Man has always done his most important work in search of the road to sustain this hope. Alongside the work to procure food, protect his loved ones, and develop his abilities, he couldn’t fail to do what we can call “the work of hope,” without which, suddenly or in the long run, all the other efforts appear vain. Not a day passes that each of us doesn’t identify something or someone as the point of renewal of the positivity of life, be it merely the fleeting presence of a friend, success at work, or a sign on the road.
Christianity took all this seriously. As Charles Péguy put it, Jesus Christ didn’t come to tell strange little stories. He came to respond to man’s eternal, anxious, and vast search. He took seriously our desire for life, our need to see life prevail. And, as it often says in the Gospel, He had compassion on this nothing that we are, to the point of becoming our Friend. He knew well, as we all do, that no reality of this world–no success, no friend, no ability–can spare life from the desperation of loss, of non-sense. No invention of this limited being that is the “I” can grant man the secret of life, the always-yearned-for Infinite. The Eternal had to be inserted into time, so that in our days we might experience the joy of living. The event of God making Himself available, available to the point of self-sacrifice, had to happen, so that man might find the point of continual renewal that is never depleted, never eliminated by any limit, defect, or ugliness. The heart is made for finding this point of victory. This is why the Pope never tires of speaking of faith as a simple thing. Everyone can know the content and method through an encounter, an experience: “Listening to him preaching, seeing him heal the sick, evangelize the lowly and the poor and reconcile sinners, little by little the disciples came to realize that he was the Messiah in the most exalted sense of the word, that is, not only a man sent by God, but God himself made man.” Homily for the Feast of Saints Peter and Paul, June 29, 2007).

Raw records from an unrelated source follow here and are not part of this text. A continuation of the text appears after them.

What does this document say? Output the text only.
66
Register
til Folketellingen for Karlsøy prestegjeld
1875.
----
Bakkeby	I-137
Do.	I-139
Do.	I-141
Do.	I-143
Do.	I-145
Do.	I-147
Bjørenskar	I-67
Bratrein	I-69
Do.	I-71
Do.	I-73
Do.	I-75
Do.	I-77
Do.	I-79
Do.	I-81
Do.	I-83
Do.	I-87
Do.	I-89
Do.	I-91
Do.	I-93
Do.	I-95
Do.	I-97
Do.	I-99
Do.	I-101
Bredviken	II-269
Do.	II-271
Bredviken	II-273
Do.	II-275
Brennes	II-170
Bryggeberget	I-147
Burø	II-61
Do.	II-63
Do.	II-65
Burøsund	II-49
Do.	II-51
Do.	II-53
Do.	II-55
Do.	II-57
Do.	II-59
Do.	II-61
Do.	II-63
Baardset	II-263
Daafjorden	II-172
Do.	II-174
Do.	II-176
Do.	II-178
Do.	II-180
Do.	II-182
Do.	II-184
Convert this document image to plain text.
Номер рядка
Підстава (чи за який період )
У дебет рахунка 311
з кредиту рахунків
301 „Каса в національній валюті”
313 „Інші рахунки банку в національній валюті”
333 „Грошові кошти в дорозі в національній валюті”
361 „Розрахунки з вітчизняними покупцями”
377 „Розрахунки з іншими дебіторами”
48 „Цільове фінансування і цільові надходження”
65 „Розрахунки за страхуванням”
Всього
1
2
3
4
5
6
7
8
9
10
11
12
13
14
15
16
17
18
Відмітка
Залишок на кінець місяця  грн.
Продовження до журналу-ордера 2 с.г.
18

Today, as 2,000 years ago, the method doesn’t change. A high school student, one of many who has discovered faith in the encounter with Student Youth (GS), gives in this sentence the meaning of what has happened to him, and the meaning of every human adventure: “These three years made me understand how GS doesn’t exist to apply some concepts to life or to ‘regulate’ day-to-day life, but to remind us of the needs that constitute us and that make us human. There is only one method for witnessing to Christ at school: being committed to our humanity, taking it seriously.”